Au lycée communal islamique de Rumonge, Triphose Harerimana, préfète des études, informe que la classe de première langue compte 10 élèves alors que 32 élèves y avaient été orientés.
Il s’agit de la même situation au lycée municipal de Gihosha et celui de Gikungu, commune Ntahangwa, province de Bujumbura. Selon Floribert Mbarubukeye, directeur du lycée municipal de Gihosha, le nombre d’élèves qui fréquentent la section langues va decrescendo.
En 2025, 85 élèves ont été orientés en première année de langues, mais pour le moment cette classe compte seulement 35 apprenants.
En 2024, sur 85 élèves qui avaient été orientés en première année de langues, 49 élèves se sont présentés.
En 2023, sur 95 élèves qui avaient été orientés en première année de langues, 54 apprenants se sont présentés.
De son côté, Félicien Hatungimana, préfet des études au lycée municipal de Gikungu, déclare que sur 100 élèves orientés dans la première année de langues au cours de cette année, seuls 26 sont en train de suivre les cours.

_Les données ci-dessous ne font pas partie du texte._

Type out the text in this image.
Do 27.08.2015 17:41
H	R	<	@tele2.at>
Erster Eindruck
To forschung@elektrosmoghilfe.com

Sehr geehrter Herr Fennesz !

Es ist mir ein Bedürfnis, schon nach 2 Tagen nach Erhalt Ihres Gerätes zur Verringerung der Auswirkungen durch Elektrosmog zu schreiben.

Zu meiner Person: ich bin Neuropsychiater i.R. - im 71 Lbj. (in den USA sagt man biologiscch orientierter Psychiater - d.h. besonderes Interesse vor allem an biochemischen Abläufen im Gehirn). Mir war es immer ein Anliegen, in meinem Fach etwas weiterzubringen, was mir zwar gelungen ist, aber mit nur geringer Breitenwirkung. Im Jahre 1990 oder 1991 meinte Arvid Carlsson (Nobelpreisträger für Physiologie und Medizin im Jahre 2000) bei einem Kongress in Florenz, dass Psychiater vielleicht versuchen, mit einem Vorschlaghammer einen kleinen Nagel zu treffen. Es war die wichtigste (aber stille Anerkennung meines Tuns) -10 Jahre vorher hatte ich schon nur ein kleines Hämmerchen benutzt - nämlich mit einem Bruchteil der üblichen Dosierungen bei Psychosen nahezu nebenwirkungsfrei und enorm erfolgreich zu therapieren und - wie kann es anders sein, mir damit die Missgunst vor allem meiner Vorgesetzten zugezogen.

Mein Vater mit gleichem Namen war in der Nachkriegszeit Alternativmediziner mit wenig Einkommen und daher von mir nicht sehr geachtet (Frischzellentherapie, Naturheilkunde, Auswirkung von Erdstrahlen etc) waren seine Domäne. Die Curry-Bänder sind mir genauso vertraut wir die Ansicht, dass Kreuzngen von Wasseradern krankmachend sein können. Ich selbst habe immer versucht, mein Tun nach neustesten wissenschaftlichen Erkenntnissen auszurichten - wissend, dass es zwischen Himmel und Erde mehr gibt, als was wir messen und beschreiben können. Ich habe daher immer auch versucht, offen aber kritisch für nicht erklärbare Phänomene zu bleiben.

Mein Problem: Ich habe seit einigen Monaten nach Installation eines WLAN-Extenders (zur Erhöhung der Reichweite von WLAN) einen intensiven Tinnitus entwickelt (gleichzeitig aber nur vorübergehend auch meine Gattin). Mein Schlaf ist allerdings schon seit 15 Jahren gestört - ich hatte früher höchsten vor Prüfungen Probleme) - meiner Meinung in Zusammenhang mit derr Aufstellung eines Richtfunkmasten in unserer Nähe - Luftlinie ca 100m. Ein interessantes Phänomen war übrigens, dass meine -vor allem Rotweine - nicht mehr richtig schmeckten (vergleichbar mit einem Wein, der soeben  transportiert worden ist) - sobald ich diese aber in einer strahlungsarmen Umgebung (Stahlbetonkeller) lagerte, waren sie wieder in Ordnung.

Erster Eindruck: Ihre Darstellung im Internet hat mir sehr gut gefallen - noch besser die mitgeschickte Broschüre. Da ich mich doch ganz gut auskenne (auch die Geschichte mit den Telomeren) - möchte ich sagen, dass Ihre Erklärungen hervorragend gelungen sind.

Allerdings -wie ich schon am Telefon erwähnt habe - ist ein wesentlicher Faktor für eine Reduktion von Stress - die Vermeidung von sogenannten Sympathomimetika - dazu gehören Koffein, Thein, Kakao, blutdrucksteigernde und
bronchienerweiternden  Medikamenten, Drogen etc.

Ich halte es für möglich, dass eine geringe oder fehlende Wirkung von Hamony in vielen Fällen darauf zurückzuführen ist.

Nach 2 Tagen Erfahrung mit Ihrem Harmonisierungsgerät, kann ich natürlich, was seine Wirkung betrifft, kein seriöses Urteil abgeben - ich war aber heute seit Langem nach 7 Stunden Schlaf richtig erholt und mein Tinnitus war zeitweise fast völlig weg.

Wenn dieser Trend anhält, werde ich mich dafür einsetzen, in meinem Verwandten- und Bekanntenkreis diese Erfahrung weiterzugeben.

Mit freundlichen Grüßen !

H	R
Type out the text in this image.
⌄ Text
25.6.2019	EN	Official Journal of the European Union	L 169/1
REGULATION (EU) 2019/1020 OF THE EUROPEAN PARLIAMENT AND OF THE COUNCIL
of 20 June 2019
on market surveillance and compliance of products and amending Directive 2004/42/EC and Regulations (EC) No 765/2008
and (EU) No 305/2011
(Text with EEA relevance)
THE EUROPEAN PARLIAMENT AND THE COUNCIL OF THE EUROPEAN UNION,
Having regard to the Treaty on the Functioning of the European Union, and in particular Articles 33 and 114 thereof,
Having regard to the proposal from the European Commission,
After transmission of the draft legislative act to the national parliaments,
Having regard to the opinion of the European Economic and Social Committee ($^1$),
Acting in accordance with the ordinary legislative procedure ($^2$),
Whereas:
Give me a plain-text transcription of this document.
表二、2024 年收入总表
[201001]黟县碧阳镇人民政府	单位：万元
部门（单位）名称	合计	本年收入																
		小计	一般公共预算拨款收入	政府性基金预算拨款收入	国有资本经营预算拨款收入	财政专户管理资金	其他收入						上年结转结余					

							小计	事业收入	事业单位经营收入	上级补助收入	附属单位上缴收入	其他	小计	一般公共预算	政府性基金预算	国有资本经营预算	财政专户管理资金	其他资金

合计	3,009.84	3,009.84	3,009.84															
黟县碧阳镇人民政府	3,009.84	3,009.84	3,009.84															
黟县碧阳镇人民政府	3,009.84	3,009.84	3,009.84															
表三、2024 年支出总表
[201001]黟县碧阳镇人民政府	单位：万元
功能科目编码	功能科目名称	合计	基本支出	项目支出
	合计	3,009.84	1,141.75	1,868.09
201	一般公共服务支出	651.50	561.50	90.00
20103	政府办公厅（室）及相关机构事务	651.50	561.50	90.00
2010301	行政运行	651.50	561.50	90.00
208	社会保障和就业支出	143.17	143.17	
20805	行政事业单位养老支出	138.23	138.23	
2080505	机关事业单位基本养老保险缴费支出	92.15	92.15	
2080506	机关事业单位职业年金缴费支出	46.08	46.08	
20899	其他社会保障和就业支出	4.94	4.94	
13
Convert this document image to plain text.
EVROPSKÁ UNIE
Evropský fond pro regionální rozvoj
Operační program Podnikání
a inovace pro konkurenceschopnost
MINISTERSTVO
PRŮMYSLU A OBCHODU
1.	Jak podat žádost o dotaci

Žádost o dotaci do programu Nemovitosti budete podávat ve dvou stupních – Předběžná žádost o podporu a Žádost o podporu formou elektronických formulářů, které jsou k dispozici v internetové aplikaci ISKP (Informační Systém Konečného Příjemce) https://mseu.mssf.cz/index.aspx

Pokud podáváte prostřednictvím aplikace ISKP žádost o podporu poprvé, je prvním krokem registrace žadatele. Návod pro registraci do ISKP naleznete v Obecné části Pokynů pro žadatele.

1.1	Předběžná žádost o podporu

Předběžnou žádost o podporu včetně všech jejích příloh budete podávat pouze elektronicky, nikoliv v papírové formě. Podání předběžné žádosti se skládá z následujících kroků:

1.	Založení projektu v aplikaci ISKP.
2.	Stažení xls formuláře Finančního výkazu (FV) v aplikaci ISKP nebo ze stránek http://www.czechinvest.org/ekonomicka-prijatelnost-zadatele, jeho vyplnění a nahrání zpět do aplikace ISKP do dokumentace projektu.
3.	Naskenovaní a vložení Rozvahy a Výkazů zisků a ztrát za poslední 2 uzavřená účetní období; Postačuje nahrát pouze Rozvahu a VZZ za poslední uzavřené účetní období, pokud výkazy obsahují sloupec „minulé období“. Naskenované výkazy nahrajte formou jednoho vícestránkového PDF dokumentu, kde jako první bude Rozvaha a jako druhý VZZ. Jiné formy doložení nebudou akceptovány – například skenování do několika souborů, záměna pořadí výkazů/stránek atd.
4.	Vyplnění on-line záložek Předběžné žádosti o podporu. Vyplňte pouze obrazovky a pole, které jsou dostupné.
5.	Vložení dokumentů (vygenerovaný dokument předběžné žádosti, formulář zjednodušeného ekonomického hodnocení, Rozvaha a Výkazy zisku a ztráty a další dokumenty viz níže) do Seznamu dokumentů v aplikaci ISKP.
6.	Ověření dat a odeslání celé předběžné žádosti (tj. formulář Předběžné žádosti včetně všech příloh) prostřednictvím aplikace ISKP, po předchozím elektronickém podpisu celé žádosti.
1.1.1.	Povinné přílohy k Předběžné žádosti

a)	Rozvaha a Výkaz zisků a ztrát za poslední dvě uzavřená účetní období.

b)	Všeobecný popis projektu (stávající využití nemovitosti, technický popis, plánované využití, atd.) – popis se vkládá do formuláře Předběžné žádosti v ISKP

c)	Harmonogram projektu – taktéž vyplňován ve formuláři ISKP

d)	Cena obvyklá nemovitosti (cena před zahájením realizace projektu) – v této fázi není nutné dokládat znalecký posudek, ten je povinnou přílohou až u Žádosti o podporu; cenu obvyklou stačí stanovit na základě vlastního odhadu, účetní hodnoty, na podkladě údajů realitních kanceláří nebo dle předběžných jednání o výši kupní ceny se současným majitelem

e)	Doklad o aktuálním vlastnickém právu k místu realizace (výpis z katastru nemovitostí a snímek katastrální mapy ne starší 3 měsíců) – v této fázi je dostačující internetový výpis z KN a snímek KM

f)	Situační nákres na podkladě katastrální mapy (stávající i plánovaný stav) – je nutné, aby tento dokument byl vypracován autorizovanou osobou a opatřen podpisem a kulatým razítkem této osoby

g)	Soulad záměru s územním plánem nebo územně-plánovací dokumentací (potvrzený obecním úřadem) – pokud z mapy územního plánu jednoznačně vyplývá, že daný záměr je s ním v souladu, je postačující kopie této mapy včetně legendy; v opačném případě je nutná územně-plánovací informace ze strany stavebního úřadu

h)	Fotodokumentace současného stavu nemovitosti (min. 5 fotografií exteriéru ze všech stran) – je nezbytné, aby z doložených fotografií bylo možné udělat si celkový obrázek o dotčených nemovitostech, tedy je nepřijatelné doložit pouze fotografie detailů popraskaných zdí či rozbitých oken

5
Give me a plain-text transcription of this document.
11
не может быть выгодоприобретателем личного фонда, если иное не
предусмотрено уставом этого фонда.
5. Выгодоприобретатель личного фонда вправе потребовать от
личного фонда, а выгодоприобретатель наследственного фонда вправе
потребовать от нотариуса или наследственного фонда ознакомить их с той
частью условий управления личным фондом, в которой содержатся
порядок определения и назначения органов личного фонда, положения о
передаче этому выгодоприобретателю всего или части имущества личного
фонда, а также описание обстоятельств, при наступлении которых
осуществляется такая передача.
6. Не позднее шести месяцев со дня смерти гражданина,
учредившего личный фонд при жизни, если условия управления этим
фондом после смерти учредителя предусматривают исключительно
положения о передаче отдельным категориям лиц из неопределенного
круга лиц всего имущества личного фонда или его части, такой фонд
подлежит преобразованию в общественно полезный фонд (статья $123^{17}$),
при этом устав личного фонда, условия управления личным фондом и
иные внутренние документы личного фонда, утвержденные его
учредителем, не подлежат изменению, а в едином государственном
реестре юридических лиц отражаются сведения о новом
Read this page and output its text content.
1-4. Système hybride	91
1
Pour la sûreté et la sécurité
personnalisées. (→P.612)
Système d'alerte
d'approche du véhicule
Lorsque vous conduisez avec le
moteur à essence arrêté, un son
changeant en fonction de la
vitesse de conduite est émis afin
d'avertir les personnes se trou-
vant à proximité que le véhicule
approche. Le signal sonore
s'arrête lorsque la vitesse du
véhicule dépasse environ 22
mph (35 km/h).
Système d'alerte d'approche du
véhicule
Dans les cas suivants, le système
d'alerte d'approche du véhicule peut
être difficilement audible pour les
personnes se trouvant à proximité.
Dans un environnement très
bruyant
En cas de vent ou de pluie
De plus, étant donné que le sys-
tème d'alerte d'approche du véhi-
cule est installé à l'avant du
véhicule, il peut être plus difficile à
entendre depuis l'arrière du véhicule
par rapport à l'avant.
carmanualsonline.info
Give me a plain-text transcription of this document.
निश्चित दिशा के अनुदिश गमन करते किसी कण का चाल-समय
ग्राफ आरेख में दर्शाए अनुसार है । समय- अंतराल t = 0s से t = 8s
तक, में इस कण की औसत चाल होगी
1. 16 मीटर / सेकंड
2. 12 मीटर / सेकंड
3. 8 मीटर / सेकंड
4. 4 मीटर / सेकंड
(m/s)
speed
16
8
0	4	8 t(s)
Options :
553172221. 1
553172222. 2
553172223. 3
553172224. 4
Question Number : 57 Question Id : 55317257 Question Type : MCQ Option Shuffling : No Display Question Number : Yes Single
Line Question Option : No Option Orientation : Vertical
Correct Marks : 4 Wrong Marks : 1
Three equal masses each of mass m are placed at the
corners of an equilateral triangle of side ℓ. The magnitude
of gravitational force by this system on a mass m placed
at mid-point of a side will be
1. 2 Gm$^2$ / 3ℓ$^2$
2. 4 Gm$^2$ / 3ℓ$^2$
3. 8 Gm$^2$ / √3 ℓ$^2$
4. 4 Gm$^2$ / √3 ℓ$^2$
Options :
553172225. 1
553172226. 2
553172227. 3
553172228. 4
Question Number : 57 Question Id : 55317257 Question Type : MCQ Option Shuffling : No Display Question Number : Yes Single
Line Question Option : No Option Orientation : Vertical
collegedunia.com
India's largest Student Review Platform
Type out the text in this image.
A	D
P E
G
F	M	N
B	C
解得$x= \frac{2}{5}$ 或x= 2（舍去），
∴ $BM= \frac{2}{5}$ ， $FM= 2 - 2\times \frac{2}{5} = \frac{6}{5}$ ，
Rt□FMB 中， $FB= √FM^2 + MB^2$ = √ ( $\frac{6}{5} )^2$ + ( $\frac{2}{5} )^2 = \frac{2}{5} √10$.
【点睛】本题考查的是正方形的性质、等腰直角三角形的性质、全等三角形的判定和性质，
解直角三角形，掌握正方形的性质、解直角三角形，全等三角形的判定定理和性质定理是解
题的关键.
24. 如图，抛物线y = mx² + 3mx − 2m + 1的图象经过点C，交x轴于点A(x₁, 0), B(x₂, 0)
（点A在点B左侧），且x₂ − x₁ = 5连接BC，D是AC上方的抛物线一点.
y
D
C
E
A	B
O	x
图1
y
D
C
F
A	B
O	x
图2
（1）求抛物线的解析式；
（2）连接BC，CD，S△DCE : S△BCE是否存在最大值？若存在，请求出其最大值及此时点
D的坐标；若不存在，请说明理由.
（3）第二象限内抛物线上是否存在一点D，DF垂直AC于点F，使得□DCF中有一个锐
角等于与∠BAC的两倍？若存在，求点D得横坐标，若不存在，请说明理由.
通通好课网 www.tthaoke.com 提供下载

Les responsables des écoles visitées informent qu’au cours de l’année, il y a aussi des départs. Ils précisent que certains élèves préfèrent s’inscrire dans les sections techniques des écoles privées où le français est moins pondéré.
Manque de débouchés

Les responsables des établissements confient que les apprenants préfèrent les sections techniques. « Ces apprenants croient que ces sections présentent des chances d’être embauché à la fin du cursus scolaire ».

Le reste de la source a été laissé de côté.